Kala Das was locking up the Magnolia Wine Company in the 900 block of Canal Road around 12:30 a.m. when he became startled.
“I’m locking my door, and behind me, I hear the noise..boom boom boom,” Das said.
Two men had been shot on Canal Street. About an hour later, NOPD investigated another shooting on the Westbank, a victim was shot eight times.
Even tourists are aware of the city’s violence.
“We’re from Vancouver,” said tourist Trevor Gross. “You pretty much don’t want to be alone or out at night.. and that there is quite a bit of violent crime.”
The city council’s data analyst Jeff Asher released data showing New Orleans could lead the nation for the highest murder rate per capita.
“It’s so tragic, it really is...and I can tell you that myself and other council members don’t feel like there’s an urgent response around crime and we also feel that there is a bit of downplaying of crime in New Orleans and let me tell you...it is severe and it is a crisis,” said City Council President Helena Moreno.
Asher compiled data that shows New Orleans had 145 homicides as of June 30, setting the murder rate at 36.8 per 100,000 residents.
Baltimore is in second place and Birmingham in third.
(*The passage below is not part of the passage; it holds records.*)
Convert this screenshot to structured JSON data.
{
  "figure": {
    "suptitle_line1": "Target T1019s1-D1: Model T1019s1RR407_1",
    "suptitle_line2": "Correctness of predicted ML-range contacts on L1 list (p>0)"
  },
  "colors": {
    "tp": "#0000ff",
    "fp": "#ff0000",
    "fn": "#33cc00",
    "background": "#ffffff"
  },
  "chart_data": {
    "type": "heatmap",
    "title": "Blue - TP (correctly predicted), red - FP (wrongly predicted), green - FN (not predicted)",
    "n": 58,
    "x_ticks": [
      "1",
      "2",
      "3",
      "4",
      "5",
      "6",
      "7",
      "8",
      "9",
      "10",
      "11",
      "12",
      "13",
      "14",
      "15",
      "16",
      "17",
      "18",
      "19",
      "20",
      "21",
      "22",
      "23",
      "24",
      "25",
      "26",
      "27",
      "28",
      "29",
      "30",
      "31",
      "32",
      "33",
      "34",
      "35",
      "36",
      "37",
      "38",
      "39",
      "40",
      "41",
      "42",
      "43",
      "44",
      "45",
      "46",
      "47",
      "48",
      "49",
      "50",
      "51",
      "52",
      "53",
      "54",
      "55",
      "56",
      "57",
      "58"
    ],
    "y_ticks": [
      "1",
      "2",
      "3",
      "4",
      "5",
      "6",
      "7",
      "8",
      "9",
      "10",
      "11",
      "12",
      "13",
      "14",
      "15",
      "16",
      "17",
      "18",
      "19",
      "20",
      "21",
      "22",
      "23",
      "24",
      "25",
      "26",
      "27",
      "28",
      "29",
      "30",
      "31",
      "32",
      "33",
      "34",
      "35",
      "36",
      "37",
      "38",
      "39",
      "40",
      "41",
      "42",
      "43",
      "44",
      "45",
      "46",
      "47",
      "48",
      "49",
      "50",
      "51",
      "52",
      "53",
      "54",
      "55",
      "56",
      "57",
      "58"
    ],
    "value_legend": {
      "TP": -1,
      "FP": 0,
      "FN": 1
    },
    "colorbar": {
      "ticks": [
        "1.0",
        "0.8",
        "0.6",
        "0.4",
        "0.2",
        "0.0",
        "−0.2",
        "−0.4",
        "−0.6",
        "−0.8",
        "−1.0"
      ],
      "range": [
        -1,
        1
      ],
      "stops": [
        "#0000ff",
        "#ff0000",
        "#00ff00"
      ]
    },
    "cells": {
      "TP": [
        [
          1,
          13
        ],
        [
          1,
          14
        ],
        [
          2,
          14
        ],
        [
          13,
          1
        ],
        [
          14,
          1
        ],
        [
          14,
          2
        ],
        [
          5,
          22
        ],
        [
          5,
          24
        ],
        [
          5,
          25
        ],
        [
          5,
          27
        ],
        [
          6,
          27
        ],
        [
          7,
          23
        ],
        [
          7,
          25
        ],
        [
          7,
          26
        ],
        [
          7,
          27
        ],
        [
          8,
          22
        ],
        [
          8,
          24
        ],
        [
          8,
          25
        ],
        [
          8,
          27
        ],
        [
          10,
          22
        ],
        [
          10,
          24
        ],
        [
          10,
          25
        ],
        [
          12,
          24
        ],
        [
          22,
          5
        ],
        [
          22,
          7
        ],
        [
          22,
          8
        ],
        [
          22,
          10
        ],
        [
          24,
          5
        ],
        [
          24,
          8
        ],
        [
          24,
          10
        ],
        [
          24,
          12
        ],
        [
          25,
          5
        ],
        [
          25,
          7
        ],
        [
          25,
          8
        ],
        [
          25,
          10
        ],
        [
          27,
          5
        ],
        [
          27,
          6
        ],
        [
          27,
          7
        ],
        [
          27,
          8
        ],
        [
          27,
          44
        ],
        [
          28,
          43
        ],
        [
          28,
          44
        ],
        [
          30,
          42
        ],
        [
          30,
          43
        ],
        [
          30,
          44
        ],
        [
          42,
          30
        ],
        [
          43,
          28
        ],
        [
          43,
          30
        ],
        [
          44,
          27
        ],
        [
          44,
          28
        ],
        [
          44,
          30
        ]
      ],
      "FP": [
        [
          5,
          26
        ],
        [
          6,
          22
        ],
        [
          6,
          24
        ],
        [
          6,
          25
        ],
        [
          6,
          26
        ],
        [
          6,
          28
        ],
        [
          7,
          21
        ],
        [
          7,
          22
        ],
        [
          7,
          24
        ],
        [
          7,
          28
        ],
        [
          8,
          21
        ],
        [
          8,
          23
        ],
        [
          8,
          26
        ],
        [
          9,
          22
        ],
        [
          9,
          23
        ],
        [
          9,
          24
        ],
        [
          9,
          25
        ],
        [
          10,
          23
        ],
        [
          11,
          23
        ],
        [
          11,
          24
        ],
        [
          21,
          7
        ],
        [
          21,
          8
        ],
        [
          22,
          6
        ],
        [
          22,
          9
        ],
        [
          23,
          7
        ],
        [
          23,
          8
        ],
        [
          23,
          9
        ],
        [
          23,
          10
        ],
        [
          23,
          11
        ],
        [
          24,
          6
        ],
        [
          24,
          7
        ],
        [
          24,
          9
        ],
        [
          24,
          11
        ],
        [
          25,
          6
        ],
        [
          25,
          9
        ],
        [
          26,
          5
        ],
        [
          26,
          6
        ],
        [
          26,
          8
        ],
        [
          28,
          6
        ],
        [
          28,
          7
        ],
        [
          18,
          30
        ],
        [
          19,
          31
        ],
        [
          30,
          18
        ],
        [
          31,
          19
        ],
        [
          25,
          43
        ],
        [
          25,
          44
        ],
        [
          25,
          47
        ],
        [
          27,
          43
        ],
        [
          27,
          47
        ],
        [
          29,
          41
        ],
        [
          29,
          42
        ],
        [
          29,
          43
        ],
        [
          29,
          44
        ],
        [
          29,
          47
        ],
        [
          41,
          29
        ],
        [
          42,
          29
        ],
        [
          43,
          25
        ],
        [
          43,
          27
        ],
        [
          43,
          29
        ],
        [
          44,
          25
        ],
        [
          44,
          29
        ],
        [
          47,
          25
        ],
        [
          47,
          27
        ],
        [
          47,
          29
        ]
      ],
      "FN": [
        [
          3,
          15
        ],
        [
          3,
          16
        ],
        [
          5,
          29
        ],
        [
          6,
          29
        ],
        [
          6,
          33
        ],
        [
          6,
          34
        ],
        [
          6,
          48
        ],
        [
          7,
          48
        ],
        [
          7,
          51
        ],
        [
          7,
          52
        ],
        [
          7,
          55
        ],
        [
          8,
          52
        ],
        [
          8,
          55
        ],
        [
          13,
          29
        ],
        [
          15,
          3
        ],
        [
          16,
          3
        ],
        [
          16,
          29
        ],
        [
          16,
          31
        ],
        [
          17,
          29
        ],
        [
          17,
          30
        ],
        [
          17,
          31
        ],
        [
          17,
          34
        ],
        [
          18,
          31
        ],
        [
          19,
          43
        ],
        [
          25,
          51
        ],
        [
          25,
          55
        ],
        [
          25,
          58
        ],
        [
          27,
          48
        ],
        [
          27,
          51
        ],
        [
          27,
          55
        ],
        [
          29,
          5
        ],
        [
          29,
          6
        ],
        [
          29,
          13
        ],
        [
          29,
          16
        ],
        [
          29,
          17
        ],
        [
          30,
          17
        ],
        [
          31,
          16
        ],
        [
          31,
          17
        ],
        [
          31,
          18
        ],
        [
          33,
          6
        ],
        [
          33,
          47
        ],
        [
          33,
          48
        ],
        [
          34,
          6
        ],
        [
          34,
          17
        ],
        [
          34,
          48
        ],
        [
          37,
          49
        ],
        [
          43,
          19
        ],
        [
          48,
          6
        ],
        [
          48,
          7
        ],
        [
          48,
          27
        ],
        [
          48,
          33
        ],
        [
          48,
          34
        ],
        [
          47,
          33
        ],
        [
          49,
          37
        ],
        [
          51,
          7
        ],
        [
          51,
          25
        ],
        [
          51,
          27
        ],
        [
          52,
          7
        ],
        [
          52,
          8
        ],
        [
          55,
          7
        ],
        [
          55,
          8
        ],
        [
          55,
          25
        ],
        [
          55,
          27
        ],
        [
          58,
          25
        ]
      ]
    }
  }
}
Cities like Detroit and Baton Rouge are missing from the list, but Asher said that’s because he used data from cities with public crime dashboards and had more than 200,000 residents.
The NOPD says Asher admits the statistics are incomplete and they say the numbers do not provide a complete picture of the circumstances facing New Orleans and nearly every other large city across the country.
“Look at what’s happening with the car jackings and murders in our city. I can tell you this.. at the rate we’re going, we’re going to have more murders in our city since we’ve had after Hurricane Katrina. So, I don’t care where we are...it’s all horrible,” says Moreno. “We can’t get these basic little things done to move things forward so that’s why I wonder is there a real recognition of the severe problem that we have in this city with crime or not.”
Moreno says the council’s made multiple suggestions and taken action to address the crime, but she says there doesn’t seem to be a sense of urgency from top city leaders to carry anything out.
The NOPD pointed out some underlying issues facing society right now like inequality of employment and educational opportunities stating that those issues are beyond the capacity of law enforcement to address.